Britain's Queen Elizabeth II (left) talks to Holocaust survivors (left to right) Susan Pollock, her daughter Sandra Gee, Cirla Lewis, also a survivor and her husband Phillip Lewis during a garden party held at Buckingham Palace, in London on May 12.
Britain's Queen Elizabeth II (left) talks to Holocaust survivors (left to right) Susan Pollock, her daughter Sandra Gee, Cirla Lewis, also a survivor and her husband Phillip Lewis during a garden party held at Buckingham Palace, in London on May 12. -- PHOTO: REUTERS

LONDON (AFP) - Britain's Queen Elizabeth II is to visit the site of Nazi concentration camp Bergen-Belsen during her state visit to Germany next month, Buckingham Palace said Sunday.

The 89-year-old queen and her husband Prince Philip will visit what remains of the camp and see a memorial to Anne Frank, the teenage Jewish diarist who died of typhus there in 1945.

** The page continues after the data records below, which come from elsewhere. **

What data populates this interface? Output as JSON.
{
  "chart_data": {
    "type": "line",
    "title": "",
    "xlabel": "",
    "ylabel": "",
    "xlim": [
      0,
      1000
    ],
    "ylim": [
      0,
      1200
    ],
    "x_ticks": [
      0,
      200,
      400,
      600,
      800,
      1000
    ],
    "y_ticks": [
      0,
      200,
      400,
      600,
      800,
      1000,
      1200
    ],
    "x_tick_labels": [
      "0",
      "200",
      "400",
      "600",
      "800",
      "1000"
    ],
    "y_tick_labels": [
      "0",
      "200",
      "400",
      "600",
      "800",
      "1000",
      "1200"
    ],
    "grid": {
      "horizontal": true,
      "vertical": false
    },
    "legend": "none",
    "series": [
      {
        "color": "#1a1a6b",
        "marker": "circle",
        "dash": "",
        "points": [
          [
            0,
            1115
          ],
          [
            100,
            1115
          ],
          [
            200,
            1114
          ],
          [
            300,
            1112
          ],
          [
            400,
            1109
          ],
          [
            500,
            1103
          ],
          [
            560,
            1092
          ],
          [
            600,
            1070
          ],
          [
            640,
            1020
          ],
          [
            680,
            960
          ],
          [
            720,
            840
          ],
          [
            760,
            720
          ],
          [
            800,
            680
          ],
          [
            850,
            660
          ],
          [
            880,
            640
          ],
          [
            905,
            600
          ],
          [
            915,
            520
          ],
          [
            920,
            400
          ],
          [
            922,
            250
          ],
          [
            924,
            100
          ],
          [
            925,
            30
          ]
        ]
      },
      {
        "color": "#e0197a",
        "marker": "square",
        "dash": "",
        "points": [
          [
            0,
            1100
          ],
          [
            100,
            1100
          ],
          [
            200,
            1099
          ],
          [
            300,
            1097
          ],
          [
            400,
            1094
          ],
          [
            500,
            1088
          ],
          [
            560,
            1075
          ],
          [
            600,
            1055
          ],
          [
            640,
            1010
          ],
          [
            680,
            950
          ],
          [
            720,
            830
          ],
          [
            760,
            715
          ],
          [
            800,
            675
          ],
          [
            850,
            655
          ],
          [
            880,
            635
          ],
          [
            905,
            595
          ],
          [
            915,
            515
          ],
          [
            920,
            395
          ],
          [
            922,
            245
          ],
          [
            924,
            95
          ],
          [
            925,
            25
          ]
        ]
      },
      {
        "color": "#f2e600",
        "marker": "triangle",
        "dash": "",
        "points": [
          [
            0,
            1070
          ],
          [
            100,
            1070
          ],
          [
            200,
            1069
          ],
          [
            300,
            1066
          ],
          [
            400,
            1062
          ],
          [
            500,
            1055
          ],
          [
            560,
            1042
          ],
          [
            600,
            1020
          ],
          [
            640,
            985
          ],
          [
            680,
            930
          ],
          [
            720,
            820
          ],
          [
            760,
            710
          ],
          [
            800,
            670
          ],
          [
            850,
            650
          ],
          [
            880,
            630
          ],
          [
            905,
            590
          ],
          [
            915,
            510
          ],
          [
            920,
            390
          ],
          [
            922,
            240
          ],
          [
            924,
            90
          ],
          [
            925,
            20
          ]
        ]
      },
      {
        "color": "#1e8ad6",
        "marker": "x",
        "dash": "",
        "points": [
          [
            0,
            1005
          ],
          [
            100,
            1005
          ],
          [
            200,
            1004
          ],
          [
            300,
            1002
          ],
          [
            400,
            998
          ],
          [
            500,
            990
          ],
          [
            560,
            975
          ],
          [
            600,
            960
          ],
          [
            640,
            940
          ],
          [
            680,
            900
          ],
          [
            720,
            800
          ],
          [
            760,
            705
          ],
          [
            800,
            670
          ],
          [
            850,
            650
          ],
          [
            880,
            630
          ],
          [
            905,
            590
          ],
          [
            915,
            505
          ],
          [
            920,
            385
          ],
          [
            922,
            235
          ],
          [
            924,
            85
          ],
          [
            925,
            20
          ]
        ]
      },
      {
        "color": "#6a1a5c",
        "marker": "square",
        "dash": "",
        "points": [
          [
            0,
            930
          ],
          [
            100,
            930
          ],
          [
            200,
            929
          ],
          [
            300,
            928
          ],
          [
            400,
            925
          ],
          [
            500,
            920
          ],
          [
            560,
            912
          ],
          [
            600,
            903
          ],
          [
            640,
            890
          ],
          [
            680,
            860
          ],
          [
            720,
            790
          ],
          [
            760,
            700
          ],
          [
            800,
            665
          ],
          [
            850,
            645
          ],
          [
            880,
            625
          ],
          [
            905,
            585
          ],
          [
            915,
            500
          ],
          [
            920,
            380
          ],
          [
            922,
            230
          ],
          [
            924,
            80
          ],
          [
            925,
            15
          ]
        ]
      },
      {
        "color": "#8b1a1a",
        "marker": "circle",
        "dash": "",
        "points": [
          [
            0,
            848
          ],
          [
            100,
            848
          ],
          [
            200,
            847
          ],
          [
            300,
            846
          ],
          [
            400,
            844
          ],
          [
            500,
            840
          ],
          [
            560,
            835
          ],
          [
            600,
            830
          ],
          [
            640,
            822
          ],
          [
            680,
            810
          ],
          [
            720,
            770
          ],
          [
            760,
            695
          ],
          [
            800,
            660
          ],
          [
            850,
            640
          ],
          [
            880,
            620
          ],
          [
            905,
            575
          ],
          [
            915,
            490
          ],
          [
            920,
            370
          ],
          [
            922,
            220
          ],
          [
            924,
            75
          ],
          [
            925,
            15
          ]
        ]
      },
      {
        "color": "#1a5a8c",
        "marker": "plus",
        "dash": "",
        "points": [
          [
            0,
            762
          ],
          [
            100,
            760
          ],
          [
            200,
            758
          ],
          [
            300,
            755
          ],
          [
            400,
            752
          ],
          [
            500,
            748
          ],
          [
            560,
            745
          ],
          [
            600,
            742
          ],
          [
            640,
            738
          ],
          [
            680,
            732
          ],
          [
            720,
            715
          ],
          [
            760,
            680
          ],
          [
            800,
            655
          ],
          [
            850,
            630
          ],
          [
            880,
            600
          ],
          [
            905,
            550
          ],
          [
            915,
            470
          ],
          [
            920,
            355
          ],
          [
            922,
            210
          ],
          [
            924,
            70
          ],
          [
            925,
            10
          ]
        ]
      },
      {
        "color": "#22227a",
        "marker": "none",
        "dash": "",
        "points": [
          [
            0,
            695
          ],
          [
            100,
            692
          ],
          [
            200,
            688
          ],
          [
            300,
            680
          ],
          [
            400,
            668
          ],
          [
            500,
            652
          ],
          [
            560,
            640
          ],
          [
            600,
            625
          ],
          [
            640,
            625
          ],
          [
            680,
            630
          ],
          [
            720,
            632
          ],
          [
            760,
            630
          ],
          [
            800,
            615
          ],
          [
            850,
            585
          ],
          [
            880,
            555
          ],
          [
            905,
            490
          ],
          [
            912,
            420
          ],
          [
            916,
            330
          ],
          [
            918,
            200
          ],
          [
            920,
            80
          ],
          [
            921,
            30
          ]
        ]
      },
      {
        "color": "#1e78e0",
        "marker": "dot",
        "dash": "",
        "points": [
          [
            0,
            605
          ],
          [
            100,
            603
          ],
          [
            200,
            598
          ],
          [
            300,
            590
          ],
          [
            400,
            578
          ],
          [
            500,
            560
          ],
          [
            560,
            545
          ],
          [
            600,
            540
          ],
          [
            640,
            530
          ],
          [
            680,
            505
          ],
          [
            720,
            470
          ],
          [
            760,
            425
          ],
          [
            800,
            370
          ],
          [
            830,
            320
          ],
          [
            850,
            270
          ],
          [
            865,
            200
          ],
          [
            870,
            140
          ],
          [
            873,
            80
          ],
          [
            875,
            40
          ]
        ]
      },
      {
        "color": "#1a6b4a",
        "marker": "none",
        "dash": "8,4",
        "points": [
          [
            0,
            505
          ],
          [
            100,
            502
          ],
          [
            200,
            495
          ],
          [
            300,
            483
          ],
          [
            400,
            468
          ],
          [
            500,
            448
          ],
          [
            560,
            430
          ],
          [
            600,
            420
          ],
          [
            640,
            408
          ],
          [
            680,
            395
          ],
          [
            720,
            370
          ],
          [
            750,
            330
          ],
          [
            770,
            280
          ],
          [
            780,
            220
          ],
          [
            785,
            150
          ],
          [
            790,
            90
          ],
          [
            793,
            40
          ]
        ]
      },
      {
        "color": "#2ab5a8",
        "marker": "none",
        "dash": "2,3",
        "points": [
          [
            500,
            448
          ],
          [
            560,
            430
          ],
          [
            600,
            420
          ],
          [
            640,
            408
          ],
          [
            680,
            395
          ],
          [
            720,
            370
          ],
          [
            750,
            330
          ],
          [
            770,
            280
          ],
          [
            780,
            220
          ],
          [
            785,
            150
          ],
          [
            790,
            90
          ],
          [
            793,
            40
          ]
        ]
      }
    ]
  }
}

The British monarch will also meet Holocaust survivors and some of those who helped liberate Bergen-Belsen in northern Germany.

More than 50,000 people deported from across Europe and 20,000 prisoners of war died at the camp between 1941 and 1945.

It was liberated 70 years ago by British forces, who took pictures which gave the world the first visual proof of the Holocaust.

German President Joachim Gauck paid tribute to the liberators last month, saying they had restored "humanity" to the country.

The royal couple's state visit to Germany takes place from June 24 to 26 and is also due to include a meeting with Chancellor Angela Merkel and a state banquet.